# Where are ship ladders allowable by code 2009 IBC



## joetheinspector (Nov 25, 2014)

1009.11 Ship Ladders: States when ship ladders can be used: As a component of a means of egress in Group I-3 and access to unoccupied roofs

Where else is it allowable by code to use a ship ladder?


----------



## JBI (Nov 25, 2014)

joetheinspector, I'm pretty sure that's it. Below are the 2009 and 2012 provisions from the unadulterated IBC.

2009 IBC: *1009.11 Ship ladders.* Ship ladders are permitted to be used in Group I-3 as a component of a _means of egress_ to and from control rooms or elevated facility observation stations not more than 250 square feet (23 m2) with not more than three occupants and for access to unoccupied roofs.

 Ship ladders shall have a minimum tread depth of 5 inches (127 mm). The tread shall be projected such that the total of the tread depth plus the _nosing_ projection is no less than 81/2 inches (216 mm). The maximum riser height shall be 91/2 inches (241 mm).

_Handrails_ shall be provided on both sides of ship ladders. The minimum clear width at and below the _handrails_ shall be 20 inches (508 mm).

2012 IBC: *1009.14 Ship ladders.   *

Ship ladders are permitted to be used in Group I-3 as a component of a _means of egress_ to and from control rooms or elevated facility observation stations not more than 250 square feet (23 m2) with not more than three occupants and for access to unoccupied roofs.

 Ship ladders shall have a minimum tread depth of 5 inches (127 mm). The tread shall be projected such that the total of the tread depth plus the _nosing_ projection is no less than 81/2 inches (216 mm). The maximum riser height shall be 91/2 inches (241 mm).

_Handrails_ shall be provided on both sides of ship ladders.

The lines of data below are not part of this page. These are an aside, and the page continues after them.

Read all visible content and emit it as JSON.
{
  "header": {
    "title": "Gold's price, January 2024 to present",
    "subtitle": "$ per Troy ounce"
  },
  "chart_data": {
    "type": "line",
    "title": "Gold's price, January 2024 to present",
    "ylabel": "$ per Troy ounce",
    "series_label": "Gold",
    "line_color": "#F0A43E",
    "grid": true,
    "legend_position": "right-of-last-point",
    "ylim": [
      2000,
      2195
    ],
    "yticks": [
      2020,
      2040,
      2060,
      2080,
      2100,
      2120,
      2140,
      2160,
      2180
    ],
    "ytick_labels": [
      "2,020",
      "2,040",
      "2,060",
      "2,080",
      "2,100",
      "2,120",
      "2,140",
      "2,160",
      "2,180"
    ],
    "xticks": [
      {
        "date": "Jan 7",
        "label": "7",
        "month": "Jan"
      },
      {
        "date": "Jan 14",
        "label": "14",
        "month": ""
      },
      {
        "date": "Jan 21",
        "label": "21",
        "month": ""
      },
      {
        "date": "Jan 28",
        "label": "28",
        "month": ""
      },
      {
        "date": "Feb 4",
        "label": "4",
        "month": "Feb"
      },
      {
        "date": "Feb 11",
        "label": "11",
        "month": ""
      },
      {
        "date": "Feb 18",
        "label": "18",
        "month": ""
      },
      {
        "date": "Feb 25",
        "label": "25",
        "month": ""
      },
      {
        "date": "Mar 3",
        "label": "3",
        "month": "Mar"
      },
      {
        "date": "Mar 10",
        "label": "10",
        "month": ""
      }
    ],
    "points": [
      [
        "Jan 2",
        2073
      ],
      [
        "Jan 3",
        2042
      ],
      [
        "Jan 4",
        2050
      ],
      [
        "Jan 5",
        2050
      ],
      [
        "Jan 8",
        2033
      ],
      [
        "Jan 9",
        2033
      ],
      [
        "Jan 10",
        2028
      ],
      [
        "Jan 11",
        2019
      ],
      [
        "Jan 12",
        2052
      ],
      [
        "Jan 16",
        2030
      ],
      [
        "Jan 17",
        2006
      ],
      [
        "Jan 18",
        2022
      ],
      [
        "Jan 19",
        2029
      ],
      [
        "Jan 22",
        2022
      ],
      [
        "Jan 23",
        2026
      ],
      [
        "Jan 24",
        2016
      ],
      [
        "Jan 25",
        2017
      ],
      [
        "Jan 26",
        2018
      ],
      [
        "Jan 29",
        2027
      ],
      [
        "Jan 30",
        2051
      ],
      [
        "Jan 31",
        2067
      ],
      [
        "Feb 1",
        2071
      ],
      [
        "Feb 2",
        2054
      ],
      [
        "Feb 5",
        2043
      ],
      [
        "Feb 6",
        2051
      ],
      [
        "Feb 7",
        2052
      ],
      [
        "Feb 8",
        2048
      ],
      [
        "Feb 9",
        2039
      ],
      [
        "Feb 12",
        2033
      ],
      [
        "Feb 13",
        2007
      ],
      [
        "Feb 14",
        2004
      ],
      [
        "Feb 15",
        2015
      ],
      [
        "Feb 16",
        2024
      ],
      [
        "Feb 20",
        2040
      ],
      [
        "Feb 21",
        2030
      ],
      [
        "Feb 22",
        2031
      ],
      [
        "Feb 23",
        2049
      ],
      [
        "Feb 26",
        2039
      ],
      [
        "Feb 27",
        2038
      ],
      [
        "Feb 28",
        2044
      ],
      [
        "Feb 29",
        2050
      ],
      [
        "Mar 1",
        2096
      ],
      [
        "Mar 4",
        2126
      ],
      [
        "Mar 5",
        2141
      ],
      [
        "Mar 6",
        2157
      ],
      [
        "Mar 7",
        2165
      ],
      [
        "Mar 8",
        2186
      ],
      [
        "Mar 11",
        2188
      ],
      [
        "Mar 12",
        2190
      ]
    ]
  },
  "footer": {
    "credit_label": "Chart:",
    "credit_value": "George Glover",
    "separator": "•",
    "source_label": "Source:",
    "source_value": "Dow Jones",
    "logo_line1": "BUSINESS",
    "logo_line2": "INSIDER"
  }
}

The minimum clear width at and below the _handrails_ shall be 20 inches (508 mm).


----------



## Paul Sweet (Nov 25, 2014)

I don't think it's addressed in the IBC, but OSHA 1910.27(e) restricts ladders to a pitch of 75 - 90 degrees.


----------



## cda (Nov 25, 2014)

Railroad loading doors ??

Some equipment access ?

Some roof access?

Swimming pools

Ships


----------



## north star (Nov 26, 2014)

*~ & ~*

From the `12 IBC,  *Section  1015.3** -* *Boiler, incinerator and furnace rooms: "*Two exit access  doorways

are required in boiler, incinerator and furnace rooms where the  area is over 500 square feet (46 m2) and

any fuel-fired equipment  exceeds 400,000 British thermal units (Btu) (422 000 KJ) input capacity.

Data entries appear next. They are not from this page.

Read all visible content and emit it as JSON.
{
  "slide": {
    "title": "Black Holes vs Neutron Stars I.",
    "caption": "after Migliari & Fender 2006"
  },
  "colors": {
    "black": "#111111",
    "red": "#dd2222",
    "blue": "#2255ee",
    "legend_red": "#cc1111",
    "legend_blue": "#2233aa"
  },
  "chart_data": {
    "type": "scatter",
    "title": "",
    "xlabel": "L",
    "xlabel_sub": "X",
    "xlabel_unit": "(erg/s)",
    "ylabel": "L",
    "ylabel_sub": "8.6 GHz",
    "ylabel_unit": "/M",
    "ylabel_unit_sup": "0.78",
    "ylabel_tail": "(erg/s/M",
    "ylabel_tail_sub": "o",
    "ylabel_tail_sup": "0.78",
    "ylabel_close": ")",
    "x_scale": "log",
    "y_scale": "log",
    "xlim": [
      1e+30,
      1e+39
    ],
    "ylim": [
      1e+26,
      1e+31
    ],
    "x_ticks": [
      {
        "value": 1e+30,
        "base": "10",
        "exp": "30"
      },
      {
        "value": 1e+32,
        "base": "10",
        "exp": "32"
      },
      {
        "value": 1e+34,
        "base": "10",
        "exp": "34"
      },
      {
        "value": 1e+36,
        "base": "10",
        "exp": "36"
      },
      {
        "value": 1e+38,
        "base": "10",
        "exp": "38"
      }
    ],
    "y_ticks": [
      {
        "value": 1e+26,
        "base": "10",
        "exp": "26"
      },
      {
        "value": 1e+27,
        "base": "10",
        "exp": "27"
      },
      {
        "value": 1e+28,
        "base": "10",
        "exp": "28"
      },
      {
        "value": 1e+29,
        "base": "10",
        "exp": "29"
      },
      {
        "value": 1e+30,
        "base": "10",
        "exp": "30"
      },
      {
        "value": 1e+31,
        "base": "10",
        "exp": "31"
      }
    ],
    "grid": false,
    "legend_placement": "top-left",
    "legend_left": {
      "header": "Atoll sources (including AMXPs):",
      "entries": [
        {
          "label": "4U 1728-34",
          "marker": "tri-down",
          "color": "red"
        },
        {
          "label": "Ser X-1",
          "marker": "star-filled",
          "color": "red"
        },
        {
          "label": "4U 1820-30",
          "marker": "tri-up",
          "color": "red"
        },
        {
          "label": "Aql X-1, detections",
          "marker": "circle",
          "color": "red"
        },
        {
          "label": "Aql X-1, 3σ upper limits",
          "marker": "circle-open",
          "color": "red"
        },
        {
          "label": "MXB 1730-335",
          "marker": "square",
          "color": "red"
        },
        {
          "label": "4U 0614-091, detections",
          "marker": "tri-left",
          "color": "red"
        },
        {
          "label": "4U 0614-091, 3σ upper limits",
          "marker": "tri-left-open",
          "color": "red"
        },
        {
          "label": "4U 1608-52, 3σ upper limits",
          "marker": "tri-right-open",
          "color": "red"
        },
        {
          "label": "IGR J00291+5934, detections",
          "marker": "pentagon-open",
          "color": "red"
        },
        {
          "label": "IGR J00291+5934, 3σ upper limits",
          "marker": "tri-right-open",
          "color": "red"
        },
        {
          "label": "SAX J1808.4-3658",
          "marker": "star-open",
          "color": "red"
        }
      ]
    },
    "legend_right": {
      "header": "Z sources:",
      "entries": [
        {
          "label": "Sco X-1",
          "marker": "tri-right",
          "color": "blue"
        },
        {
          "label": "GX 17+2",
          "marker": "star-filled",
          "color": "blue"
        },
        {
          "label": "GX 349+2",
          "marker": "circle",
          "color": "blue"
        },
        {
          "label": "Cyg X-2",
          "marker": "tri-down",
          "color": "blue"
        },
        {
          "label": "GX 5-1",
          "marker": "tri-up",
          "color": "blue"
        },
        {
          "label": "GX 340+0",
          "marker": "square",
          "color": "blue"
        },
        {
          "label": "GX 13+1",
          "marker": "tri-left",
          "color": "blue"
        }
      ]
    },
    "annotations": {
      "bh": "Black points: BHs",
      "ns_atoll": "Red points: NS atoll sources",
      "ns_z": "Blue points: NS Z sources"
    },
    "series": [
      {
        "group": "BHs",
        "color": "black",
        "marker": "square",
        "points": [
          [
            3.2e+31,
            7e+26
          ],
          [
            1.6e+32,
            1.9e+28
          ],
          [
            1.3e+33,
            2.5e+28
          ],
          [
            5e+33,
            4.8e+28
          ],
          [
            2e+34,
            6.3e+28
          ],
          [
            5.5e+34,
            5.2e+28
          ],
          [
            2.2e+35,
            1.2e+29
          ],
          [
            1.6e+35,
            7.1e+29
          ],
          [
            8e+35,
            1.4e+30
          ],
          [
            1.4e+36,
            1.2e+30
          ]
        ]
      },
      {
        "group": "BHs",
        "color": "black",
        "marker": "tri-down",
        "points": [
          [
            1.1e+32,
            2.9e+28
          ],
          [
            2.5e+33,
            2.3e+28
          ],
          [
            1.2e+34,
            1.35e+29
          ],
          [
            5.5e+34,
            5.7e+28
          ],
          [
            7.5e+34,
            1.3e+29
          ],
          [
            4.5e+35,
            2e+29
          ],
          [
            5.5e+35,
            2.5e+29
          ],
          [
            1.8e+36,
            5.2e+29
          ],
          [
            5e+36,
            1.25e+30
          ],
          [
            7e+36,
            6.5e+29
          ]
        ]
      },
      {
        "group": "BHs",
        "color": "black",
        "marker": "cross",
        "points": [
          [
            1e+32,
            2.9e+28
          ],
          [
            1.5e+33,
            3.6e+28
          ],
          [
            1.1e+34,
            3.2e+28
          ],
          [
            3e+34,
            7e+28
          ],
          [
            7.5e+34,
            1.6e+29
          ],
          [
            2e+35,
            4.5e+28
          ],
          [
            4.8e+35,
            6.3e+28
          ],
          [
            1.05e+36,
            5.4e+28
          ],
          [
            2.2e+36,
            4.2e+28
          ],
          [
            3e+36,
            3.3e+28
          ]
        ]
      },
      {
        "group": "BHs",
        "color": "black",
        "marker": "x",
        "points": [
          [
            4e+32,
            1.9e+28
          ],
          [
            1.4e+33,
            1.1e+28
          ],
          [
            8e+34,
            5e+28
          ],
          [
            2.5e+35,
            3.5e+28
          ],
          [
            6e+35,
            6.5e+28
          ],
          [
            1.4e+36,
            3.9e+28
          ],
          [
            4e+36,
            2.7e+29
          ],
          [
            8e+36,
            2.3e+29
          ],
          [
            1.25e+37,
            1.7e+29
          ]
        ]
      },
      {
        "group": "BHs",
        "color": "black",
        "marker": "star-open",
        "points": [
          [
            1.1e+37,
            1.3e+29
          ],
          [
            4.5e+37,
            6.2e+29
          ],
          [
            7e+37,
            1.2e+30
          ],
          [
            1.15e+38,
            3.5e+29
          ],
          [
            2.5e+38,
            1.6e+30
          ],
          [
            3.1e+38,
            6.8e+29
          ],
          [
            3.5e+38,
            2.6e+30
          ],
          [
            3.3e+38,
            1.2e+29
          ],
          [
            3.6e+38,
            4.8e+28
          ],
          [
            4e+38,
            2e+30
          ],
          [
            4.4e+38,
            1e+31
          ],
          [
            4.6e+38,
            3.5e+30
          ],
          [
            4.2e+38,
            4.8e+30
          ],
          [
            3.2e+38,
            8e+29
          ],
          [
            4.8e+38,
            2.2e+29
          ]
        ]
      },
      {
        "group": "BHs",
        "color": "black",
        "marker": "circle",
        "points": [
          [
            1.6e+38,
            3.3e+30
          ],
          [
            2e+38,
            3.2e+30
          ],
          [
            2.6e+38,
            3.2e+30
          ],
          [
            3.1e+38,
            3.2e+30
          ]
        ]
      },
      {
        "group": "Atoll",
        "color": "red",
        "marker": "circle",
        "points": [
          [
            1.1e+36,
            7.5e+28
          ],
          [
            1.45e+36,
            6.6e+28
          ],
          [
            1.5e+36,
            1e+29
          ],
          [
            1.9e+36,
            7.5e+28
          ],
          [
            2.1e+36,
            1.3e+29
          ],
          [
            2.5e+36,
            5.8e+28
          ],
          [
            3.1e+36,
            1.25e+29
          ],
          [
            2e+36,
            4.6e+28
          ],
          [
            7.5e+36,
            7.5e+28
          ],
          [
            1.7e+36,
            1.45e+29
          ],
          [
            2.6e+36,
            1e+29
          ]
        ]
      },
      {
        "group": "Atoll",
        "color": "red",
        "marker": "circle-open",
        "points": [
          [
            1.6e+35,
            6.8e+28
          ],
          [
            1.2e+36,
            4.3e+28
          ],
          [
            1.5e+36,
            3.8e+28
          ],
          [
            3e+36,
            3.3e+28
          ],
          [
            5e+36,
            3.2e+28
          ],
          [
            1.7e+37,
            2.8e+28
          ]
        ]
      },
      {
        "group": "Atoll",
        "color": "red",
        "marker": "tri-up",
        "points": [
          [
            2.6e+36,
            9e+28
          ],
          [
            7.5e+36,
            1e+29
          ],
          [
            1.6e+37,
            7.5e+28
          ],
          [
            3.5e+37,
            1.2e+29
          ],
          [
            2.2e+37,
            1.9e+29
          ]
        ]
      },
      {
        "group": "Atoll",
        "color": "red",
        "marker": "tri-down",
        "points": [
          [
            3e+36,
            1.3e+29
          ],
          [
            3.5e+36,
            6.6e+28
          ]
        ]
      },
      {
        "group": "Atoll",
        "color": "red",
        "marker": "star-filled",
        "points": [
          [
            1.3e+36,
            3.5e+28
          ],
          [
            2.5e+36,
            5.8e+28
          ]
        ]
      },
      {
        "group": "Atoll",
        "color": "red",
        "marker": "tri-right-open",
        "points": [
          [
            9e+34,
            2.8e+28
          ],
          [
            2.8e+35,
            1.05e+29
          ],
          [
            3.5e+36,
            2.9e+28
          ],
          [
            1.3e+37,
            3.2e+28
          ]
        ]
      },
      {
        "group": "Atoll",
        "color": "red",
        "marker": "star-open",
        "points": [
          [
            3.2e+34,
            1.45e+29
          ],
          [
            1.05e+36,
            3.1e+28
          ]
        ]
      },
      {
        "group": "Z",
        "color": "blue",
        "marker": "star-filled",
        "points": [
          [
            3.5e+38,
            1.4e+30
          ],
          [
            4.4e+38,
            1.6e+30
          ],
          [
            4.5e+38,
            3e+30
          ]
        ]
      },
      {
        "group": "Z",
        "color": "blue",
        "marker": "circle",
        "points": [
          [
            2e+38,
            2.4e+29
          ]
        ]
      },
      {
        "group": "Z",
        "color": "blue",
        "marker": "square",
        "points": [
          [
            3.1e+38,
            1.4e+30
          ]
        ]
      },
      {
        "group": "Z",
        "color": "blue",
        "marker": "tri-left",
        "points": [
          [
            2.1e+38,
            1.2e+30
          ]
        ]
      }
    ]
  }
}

Where  two exit access doorways are required, one is permitted to be a fixed  ladder,  or an alternating

tread device..................Exit access doorways shall  be separated by a horizontal distance equal to one-half

the length of the  maximum overall diagonal dimension of the room."

IMO, ...this section appears to indicate that the "fixed ladder" could indeed be a Ship's [ type ] Ladder.





*~ & ~*


----------



## cda (Nov 26, 2014)

+

from 03

1014.6.1 Gallery, grid iron and cat walk means of egress.

The means of egress from lighting and access catwalks, galleries and grid irons shall meet the requirements for occupancies in Group F-2.

Exceptions:

1. A minimum width of 22 inches (559 mm) is permitted for lighting and access catwalks.

2. Spiral stairs are permitted in the means of egress.

3. Stair ways required by this sub section need not be

enclosed.

4. Stair ways with a minimum width of 22 inches (559mm), ladders, or spiral stairs are permitted in the

means of egress.

5. A second means of egress is not required from these

areas where a means of escape to a floor or to a roof

is provided. Ladders, alternating tread devices or

spiral stairs are permitted in the means of escape.

6. Ladders are permitted in the means of egress.


----------